Norway's Ministry of Finance appointed an "expert group" to assess how climate change, climate policy and the shift toward a low-carbon economy will impact on the country's sovereign wealth fund.
The group's findings will examine the importance of financial climate risk and climate-related investment opportunities on the 10.91 trillion Norwegian kroner ($1.28 trillion) Government Pension Fund Global, Oslo, under different scenarios.
The ministry needs more knowledge on how the transition to a low-carbon emissions society could affect the sovereign wealth fund's exposure to climate risk and climate-related investment opportunities, Jan Tore Sanner, minister of finance, said in a translation of a news release.
The expert group is led by Martin Skancke, chairman of the board of the Principles for Responsible Investment, a member of the Task Force on Climate-Related Financial Disclosures initiative and a board member of Norwegian financial services firm Storebrand. The other members are Kristin Halvorsen, director of the Center for International Climate and Environmental Research; Tone Bjornstad Hanstad, an investment professional at Norwegian financial firm Ferd; and Karin S. Thorburn, professor at NHH Norwegian School of Economics. Thomas Ekeli, former chief economist at Folketrygdfondet, which runs the assets of the 272 billion kroner Government Pension Fund Norway, Oslo, will be secretary of the group.

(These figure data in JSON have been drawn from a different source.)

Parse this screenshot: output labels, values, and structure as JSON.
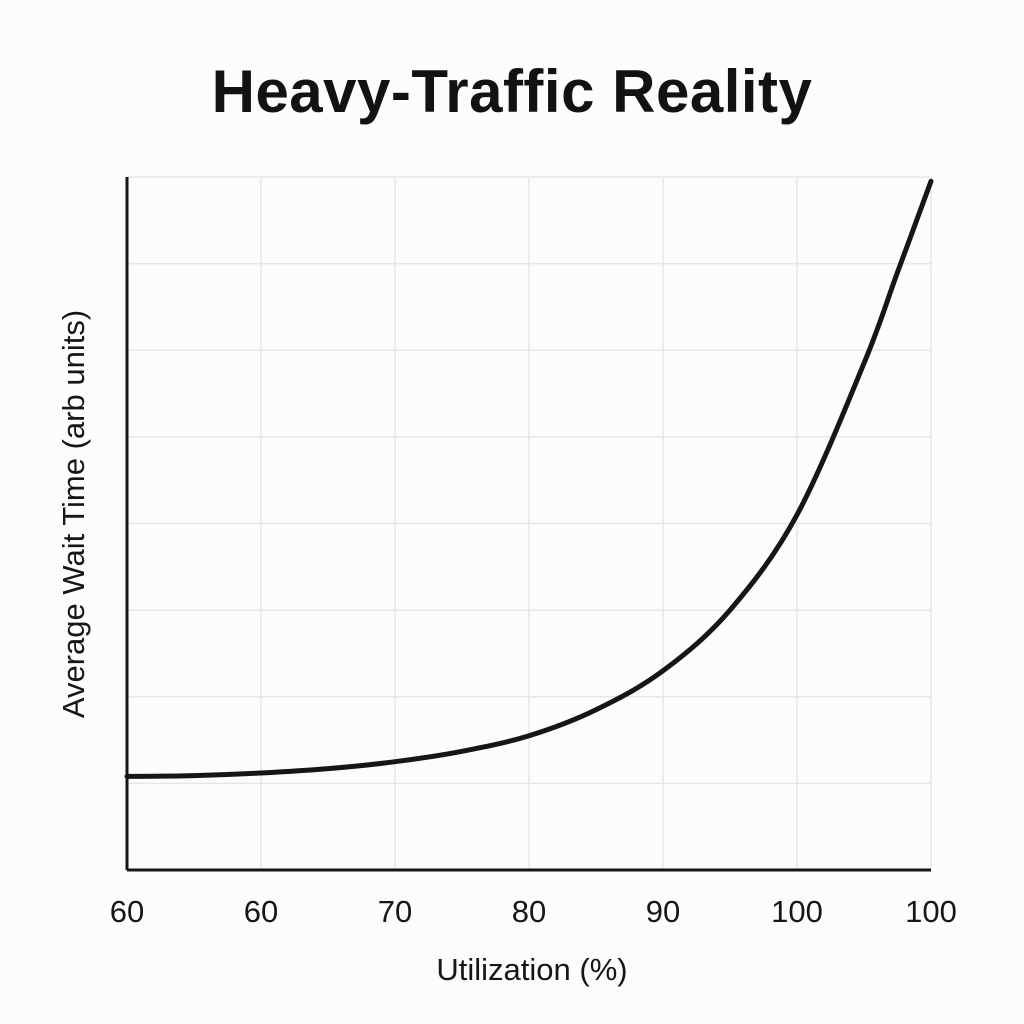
{
  "chart_data": {
    "type": "line",
    "title": "Heavy-Traffic Reality",
    "xlabel": "Utilization (%)",
    "ylabel": "Average Wait Time (arb units)",
    "x_tick_labels": [
      "60",
      "60",
      "70",
      "80",
      "90",
      "100",
      "100"
    ],
    "grid": true,
    "legend": "none",
    "xlim": [
      0,
      6
    ],
    "ylim": [
      0,
      8
    ],
    "series": [
      {
        "values_x": [
          0,
          0.5,
          1,
          1.5,
          2,
          2.5,
          3,
          3.5,
          4,
          4.5,
          5,
          5.5,
          5.75,
          6
        ],
        "values_y": [
          1.08,
          1.09,
          1.12,
          1.17,
          1.25,
          1.37,
          1.55,
          1.85,
          2.3,
          3.0,
          4.1,
          5.85,
          6.9,
          7.95
        ]
      }
    ]
  }
}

The group's assessment report will be submitted on Aug. 15. The ministry wants a report that discusses alternative ways of dealing with the impacts of financial climate risk and investment opportunities for the GPFG. The report will also assess whether new knowledge related to climate-change is important for the key factors that form the basis of the wealth fund's investment strategy and for operational management. This part of the assessment should outline how financial markets handle climate risk and the characteristics of such risk vs. other financial risk. To what extent climate risk is priced into financial markets should also be included.
Finally, the ministry wants examples of what other, comparable funds are doing in the area of climate-change risk and opportunities.
The group also wants input from external organizations via email by March 31.